Two cop cars, an ambulance, and a fire truck showed up shortly, but it took them a bit to get down to me. An EMT opened up my passenger door and sat down in the passenger seat. "Well hello, how are you doing today?" He asked me. I remember thinking what a silly question it was, so I responded by saying "Oh spectacular! You know, just going for a little joy ride." After he asked me the classic "What day is it? Who's the President?" questions, we decided I was fine enough to get out and walk, (more like climb, with a rope), back up the embankment.

They ended up taking me to the hospital for precautionary reasons. I can't say I blame them. I originally told them I didn't need to go, but I couldn't stop complaining about my car. I'm sure they thought the repetitiveness was due to a head injury. HAH! When I got to the hospital a police officer came into my room who clearly woke up on the wrong side of his house, much less his bed. He began telling me how lucky I was that I wasn't killed. "You could have rolled and been killed. If there was a few less inches of snow you could have been killed... yada yada yada." I was very aware, after taking the ride myself, that I could have been killed. He wished me well by giving me a ticket for "Improper Mountain Driving", which I now find hilarious."Well sh*t, so much for my heroic driving skills." I thought to myself.

I have heard a million and one times since it happened that cars can be replaced and people can't. I know that is true, but there's a sentimental value my car had to me. I had so many fun road trips with friends in that car. It (usually) did fantastic in bad weather, and I felt safe in it. It was my moms car before I drove it out here, and I felt like she made a sacrifice to give it to me. This may sound silly, but I loved that car, and often told my friends I did. I would always tell people how distraught I'd be if I got into an accident with it.

This morning my parents called me after the police called them back. They weren't planning on even attempting to pull my car out until tonight. They told my parents my car was around 300 feet down, that's 60 feet short of a football field mind you. They were also impressed at how I was able to keep it upright, (finally, a little credit...) After I hung up with them, a massive wave of emotion came over me, and I couldn't help but cry. It was at that very moment that I realized the decision I made probably saved my life. Nonetheless, I felt extraordinarily guilty and lucky at the same time for how unscathed I am. It terrifies me to think about what would have happened had I tried to save myself and rolled, or hit another car, or had friends with me who I would have traumatized. I have never been so close to death in my entire life.

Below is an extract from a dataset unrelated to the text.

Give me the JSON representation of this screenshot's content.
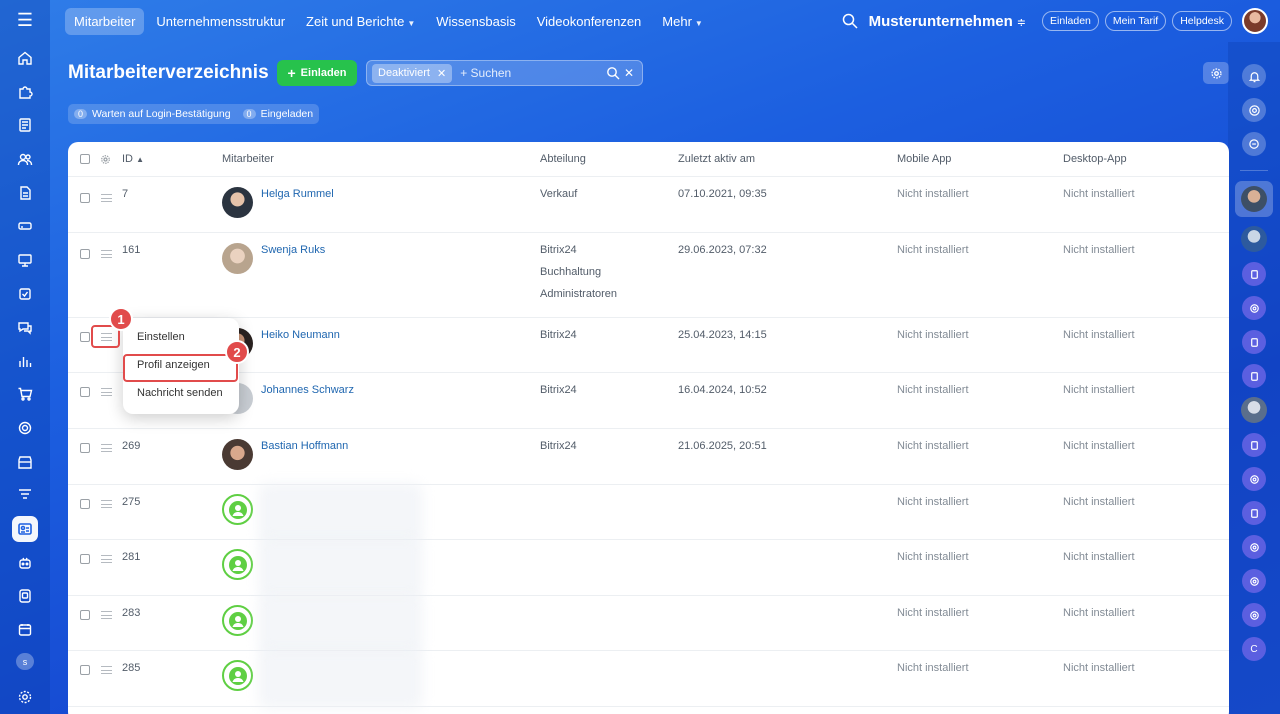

The lock keychain for my car was lost a day before my accident. Though I did not realize it at the time, I feel like it was God's way of preparing me to say goodbye to my car. It was his way of letting me know that it was meant to be. I have always believed everything happens for a reason, but because I don't think his intentions were to get me a fancy new car, I haven't quite figured the reasoning out yet. But New Year's is about starting fresh, and in my case, getting a new lease on life. I will miss my little trustworthy CR-V, and I almost feel like I let him down. But in the end, I have to remember that it's only a bunch of metal, plastic, and fabric. What I have is my life, and that is all that should matter. And as much as I miss my car, I do not regret my decision to drive down. I can only hope that that decision saved mine, or better yet, someone else's family a whole lot of grief.

Happy New Year's everyone, be thankful you have made it to yet another one!

P.S. I'm considering purchasing a Choo Choo Train. I feel like those would be substantially harder to drive off cliffs. If you know anyone by the name of Thomas in the train industry, give him my digits!

Or if anyone has anything for sale that can be used as a form of transportation, preferably something with four wheels, or legs, let me know. A car, SUV, donkey, I'm not going to be picky... As long as it runs, no pun intended.